No-Email-Collection flag: Matthew Prince, Unspam LLC

  • Lessig-influenced presentation style – "law professors get paid based on the number of slides produced"
  • CAN-SPAM removes individual rights to sue spammers, one thing that's really been effective so far. not good news
  • proposes a new meta tag: no-email-collection
  • cute cat photo!
  • missing a huge chunk of the spam pipeline; we're focussing on the proxy-to-recipient part of the chain. focus on the address scraping!
  • definition of spam: hard. but harvesting email addresses: everyone agrees that's a no-no
  • Wiki Markup
    <meta name="no-email-collection" terms="\[url of terms page\] />

  • http://www.unspam.com/noemailcollection
  • project honeypot: like my script – email cookie addresses for scrapers (wink)
  • create subdomains for honeypots and point them at Unspam's server! they'll collect the data
  • generating a public corpus!
  • code licensed under GPL
  • http://www.projecthoneypot.org/ , http://www.unspam.com/
  • q: "scraping through zombies?" a: yes, but that'll increase potential costs for spammers (hmm)
  • q: "two classes of spammer lists: resold email addrs as well as scraped"? yes, but getting one class is useful
  • q: "can a meta tag be enforceable? is a clickwrap license legally viable when it occurs between two computers?" a: if it's a community norm, that can improve legal viability; also CAN-SPAM specifically forbids scraping; also it may cause the spammer to think twice about this

Paula Bruening, CDT: Tech Responses to the Problem of Spam: Preserving Free Speech and Open Internet Values

  • CAN-SPAM not entirely working
  • worried about antispam tech hurting speech capabilities on the net
  • concerned that "only popular speech will be delivered"
  • what's key: tech must not be only part; devs must think of access issues; "let a thousand flowers bloom"
  • q: "spam filters won't block websites" a: yes, but urgent updates do require email
  • q: "is the CDT advocating political UBE?" a: good question, no answer (wink)

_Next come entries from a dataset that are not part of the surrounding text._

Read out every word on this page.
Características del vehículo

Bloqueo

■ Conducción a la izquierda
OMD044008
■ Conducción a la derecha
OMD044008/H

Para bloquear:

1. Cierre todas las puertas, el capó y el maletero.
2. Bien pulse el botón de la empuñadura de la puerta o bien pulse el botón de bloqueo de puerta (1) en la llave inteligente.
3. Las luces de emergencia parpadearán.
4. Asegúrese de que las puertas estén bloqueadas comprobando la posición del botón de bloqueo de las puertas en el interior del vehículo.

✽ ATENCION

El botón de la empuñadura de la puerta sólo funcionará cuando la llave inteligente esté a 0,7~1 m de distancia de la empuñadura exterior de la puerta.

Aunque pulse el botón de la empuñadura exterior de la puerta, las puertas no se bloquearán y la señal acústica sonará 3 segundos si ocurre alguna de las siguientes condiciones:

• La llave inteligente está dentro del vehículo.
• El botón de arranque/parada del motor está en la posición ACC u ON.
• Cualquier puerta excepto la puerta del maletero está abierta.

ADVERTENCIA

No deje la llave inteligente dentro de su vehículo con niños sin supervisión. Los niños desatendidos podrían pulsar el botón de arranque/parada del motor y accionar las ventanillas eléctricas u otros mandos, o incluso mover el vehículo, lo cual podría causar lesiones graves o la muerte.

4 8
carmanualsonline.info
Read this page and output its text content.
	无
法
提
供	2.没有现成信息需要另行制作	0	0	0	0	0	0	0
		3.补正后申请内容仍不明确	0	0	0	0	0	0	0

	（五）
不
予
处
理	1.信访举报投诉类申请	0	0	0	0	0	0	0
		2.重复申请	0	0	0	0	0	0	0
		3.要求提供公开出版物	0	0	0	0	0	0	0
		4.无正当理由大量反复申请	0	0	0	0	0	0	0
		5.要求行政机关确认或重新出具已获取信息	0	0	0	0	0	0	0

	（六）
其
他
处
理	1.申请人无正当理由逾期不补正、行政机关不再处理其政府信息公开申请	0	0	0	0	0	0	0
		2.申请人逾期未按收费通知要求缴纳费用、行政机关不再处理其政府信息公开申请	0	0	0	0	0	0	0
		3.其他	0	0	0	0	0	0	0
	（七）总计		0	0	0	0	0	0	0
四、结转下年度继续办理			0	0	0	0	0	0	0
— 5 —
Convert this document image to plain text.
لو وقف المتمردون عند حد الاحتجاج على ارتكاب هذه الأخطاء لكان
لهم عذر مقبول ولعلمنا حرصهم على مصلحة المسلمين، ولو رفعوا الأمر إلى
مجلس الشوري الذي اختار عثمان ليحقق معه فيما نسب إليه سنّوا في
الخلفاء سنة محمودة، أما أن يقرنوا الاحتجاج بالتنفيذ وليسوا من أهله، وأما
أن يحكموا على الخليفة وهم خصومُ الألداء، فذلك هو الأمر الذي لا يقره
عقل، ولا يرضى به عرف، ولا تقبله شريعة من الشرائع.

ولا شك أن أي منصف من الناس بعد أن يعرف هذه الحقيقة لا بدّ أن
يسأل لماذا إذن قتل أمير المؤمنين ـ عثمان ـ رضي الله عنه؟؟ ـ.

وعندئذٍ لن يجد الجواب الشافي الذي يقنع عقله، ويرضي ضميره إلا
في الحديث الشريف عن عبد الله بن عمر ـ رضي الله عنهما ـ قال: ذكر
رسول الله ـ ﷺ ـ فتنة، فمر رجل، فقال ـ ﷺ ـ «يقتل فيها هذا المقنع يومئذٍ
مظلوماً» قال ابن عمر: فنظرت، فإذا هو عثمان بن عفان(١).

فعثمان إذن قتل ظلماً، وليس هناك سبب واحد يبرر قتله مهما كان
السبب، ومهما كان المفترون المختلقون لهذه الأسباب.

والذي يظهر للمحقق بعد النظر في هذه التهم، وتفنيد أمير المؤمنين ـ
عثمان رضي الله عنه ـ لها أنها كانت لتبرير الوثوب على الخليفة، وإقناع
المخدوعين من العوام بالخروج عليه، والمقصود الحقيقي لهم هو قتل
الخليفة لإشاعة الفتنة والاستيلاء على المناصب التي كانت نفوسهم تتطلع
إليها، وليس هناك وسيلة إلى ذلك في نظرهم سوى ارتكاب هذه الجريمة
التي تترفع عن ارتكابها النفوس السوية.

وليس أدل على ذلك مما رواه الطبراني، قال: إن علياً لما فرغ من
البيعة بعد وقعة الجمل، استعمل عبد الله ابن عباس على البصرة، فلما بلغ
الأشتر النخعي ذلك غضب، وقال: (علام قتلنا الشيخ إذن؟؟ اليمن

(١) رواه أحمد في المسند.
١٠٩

Barry Leiba, IBM: a multifaceted approach to spam filtering

  • cowritten with Nathaniel Borenstein (woo!)
  • "The Anti-Spam Gauntlet": describes exactly the SpamAssassin philosophy
  • cooperation required with others
  • open standards are required and are key to implementing anti-spam measures
  • (I suggested open source as well as open stds (wink)
  • Daniel: patents kill open standards; a from NSB: IBM are committed to "respecting IP rights" but not letting these stop open standards use by open source and other parties

SpamGuru:

  • "enterprise-class anti-spam filter", but aren't we all (wink)
  • centralized filter with personalized performance
  • includes a "Bulk Mail Manager" for outbound *bulk* mail, interesting
  • uses a "DNS analysis" step which sounds like it performs SPF checks
  • DNS and domain analysis: check open relays, reverse DNS lookups and static IP tables; mail from dyn IPs; recency of dom registration; probabilistic analysis of Received trail
  • bayes learning also feeds blacklist/whitelist; AWL is actually probabilistic
  • "plagiarism detection": signature based really: "fast analysis of common k-grams"; learns from few examples; almost guaranteed not to be a FP; high FN rate though
  • text classifier: Linear Discriminant: regularized linear classifier; approximates SVM
  • Chung-Kwei (which rocks): really really effective: 86% with < 0.01% FPs on their test corpus
  • test: corpus: 173k msgs, 130k spam, 42k good
  • spam defn: UCE (not UBE). cleaned repeatedly
  • combining algorithms: right with SpamAssassin dogma (wink)
  • nice graph of aggregated performance; 96% with < 0.01% FPs
  • SpamAssassin TODO: we need to add short-circuiting again!
  • http://www.research.ibm.com/spam
  • q: "what period, who were the 100 users?" a: users at IBM Watson
  • q: how do you get your "recency of domain registration" data? a: straight from WHOIS

Richard Clayton: Stopping Spam by Extrusion Detection

  • from demon.co.uk
  • ISPs can spot smarthost load going up, and suspect that there's a spammer active
  • insecure customers main problem for UK ISPs
  • ISP's real problem: blacklisting of IP ranges and smarthosts; rapid action is req'd
  • hard problem to solve: expensive to examine outgoing content; legal issues with blocking, and FP may cost you customers; volume is not good indicator!; "incorrect" sender domain doesn't indicate spam
  • solution: spot delivery failure errors (due to user unknown, remote blocks) in smarthost logs
  • heuristics: "too many" delivery failures (40/day sufficient); ignore "bounces" – have null <> return-path; ignore "mailing lists" (most dests work, few fail)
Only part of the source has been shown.